The power of wyrd is described as being huge, it sweeps away, overpowers, allots, grants, it secretly makes ready to strike us, it is egeslic and mære, that is terrible and famous or ‘great’ [sometimes translated as ‘inexorable’ in the online versions.]. We also note that, according to the texts, it is described in a contradictory way.

For example, Beowulf line 1526 says that “wyrd has settled, fate of humankind everywhere, line 5 of Wandering known as which it "is fully decided" i.e. one cannot to it be opposed and this direction is implied in many of other places.

Its absolute power is nevertheless several times disputed. Beowulf line 572 “the earl of courageous hue” is ‘protected by’ the wyrd, implying that courage may accommodate the wyrd; line 1205 announces a rational, such as arrogance, may trigger a bad wyrd; The Wanderer line 15 states that a scabby heart nor a weary mood “may withstand” wyrd (implying that the opposed dispositions might keep it away); line 70 of the Rhyming Poem says that wyrd and our deeds both lead us to death (I suppose the ‘trench’ is a grave).

We finally observe the idea that human ones are partially responsible for their destiny, which is so well summarized by the Christian formula: “God helps those that help themselves.” This is why I observe here some Christian influence, which bursts up in the present civilization in which each one wants to and believes he/she can drive her/his own destiny.

 

Another influence, that one of Heathen origin, is partial assimilation of wyrd to the Greek Parquae.
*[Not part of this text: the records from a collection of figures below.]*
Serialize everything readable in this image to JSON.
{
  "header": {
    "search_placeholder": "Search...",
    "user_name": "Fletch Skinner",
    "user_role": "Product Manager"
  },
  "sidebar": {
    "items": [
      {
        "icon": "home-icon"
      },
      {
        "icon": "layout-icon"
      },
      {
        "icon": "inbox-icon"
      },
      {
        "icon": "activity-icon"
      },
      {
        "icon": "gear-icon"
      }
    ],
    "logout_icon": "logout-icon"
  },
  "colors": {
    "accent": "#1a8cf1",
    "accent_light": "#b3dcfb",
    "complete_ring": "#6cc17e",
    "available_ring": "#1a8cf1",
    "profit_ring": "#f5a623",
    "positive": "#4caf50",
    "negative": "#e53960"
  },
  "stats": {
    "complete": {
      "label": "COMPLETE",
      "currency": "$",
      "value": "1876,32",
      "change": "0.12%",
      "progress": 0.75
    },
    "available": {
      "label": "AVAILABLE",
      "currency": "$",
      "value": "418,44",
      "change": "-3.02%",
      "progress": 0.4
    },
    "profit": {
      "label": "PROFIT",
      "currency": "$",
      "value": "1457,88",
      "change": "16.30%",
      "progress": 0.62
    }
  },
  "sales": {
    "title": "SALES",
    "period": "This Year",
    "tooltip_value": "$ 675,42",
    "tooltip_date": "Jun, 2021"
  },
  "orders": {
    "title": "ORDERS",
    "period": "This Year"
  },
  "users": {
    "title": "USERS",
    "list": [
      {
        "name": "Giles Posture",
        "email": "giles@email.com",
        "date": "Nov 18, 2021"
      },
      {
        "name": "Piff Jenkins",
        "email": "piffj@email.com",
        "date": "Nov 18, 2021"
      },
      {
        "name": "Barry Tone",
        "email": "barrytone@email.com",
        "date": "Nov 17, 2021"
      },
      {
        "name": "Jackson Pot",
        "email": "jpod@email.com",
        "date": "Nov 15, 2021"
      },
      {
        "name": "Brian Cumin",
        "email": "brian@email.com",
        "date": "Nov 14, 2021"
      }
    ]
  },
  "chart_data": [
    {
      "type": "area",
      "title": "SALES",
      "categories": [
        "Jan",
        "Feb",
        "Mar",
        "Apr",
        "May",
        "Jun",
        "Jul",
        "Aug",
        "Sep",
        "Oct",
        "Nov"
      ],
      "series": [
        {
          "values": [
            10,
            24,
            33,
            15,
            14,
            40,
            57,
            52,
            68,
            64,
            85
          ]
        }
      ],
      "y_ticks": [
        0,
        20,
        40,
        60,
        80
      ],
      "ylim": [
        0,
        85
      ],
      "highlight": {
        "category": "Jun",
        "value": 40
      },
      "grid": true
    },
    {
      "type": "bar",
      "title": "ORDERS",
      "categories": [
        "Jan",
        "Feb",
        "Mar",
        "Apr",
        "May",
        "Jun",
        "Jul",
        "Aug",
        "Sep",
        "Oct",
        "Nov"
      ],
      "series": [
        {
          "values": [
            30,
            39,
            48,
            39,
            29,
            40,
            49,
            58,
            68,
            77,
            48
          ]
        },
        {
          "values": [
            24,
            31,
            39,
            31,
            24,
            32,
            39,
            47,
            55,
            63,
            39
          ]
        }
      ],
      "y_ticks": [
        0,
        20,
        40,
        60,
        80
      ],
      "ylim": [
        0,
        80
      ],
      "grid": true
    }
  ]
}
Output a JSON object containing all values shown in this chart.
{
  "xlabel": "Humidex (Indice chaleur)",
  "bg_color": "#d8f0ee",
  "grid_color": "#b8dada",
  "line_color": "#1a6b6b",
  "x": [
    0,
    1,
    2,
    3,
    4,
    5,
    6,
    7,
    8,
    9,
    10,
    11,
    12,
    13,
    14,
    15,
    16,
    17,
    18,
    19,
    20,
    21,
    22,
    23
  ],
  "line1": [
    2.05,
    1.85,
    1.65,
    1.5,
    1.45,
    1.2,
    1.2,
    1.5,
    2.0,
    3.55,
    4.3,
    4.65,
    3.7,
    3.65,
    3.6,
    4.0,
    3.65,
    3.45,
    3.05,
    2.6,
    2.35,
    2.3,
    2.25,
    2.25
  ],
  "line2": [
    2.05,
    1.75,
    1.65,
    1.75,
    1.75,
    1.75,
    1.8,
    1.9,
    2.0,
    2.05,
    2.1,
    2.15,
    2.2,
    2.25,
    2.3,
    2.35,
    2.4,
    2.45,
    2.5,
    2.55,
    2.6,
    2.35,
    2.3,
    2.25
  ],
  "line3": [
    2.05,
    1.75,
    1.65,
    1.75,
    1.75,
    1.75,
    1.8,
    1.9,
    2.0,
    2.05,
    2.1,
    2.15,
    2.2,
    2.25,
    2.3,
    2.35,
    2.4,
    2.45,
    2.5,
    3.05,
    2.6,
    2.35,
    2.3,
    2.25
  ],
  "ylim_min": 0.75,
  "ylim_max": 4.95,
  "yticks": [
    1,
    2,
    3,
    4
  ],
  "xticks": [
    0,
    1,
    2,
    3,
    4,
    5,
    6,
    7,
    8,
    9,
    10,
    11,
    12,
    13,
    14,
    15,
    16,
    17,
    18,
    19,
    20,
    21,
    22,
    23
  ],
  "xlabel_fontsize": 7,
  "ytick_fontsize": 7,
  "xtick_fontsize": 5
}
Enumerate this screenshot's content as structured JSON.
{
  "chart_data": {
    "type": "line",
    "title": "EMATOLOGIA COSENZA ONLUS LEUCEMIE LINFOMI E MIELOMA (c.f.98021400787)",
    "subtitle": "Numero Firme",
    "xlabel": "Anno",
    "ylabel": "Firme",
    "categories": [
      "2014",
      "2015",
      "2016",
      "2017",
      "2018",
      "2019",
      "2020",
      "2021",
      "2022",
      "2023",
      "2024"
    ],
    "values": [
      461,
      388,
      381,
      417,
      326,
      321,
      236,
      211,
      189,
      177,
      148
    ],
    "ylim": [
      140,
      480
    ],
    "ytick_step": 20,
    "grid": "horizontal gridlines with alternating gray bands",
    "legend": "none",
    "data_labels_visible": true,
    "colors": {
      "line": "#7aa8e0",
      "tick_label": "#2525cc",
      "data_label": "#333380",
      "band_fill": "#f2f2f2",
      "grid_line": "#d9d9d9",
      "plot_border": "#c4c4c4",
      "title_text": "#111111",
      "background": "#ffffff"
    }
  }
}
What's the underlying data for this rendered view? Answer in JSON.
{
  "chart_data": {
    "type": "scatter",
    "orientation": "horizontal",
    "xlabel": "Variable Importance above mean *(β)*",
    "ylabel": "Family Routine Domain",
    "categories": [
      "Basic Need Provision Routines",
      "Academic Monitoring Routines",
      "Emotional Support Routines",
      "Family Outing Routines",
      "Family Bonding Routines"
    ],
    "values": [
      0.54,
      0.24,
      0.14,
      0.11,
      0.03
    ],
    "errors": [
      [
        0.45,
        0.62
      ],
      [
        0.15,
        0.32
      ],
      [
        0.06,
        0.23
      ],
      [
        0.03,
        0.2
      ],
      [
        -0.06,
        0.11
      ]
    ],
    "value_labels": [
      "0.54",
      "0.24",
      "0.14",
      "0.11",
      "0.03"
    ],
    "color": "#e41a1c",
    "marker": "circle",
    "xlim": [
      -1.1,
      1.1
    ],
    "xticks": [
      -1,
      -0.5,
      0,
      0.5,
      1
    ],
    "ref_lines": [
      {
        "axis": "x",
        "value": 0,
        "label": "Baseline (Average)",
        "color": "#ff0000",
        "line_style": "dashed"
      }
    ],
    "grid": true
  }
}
For example, both, Rhyming Poem and Life of St Guthlac say that wyrd spun the hero’s life. We see in these ways pf speech the origin of this practice describing our destiny as a fabric woven by the wyrd. This practice is thus justified, for the wyrd, by very former practices. In studying Old Norse ørlög, we will see that this weaving has nothing to do with Heathen Germanic mythology: the Norns do not spin the örlög, they carve it on “wooden tablets.”

 

 

Note: a digression on sticks.

 

 Hávamál speaks several times about a stafr that, in stanza 142, everyone agrees to translate by ‘runes’ (i.e. a staff upon which runes are carved). This word also took the meaning of ‘written letters, words’ because of this use. On the other hand, in stanzas 59, 27 and 8 the translators do their best in order to very to avoid using this meaning, magic being allowed only as a last resort. See HERE my long comments of stanza 8 in which try to counter Dronke’s arguments claiming that stafr as a suffix is nothing but a “final derivative.”

You could note that I translated here the word wyrdstafum by “the word of the wyrd” because it is very probable that St Guthlac did not have a runes nor ogams engraved stick and, more obviously, that weaveing is not performed with a stick, although one spins with one. The traditional translation of wyrdstaf, destiny decree, moves the ides of a staff to the one of ‘written letters’, which suggests Scandinavian influences, by the way perfectly possible ones, on this Anglo-Saxon word.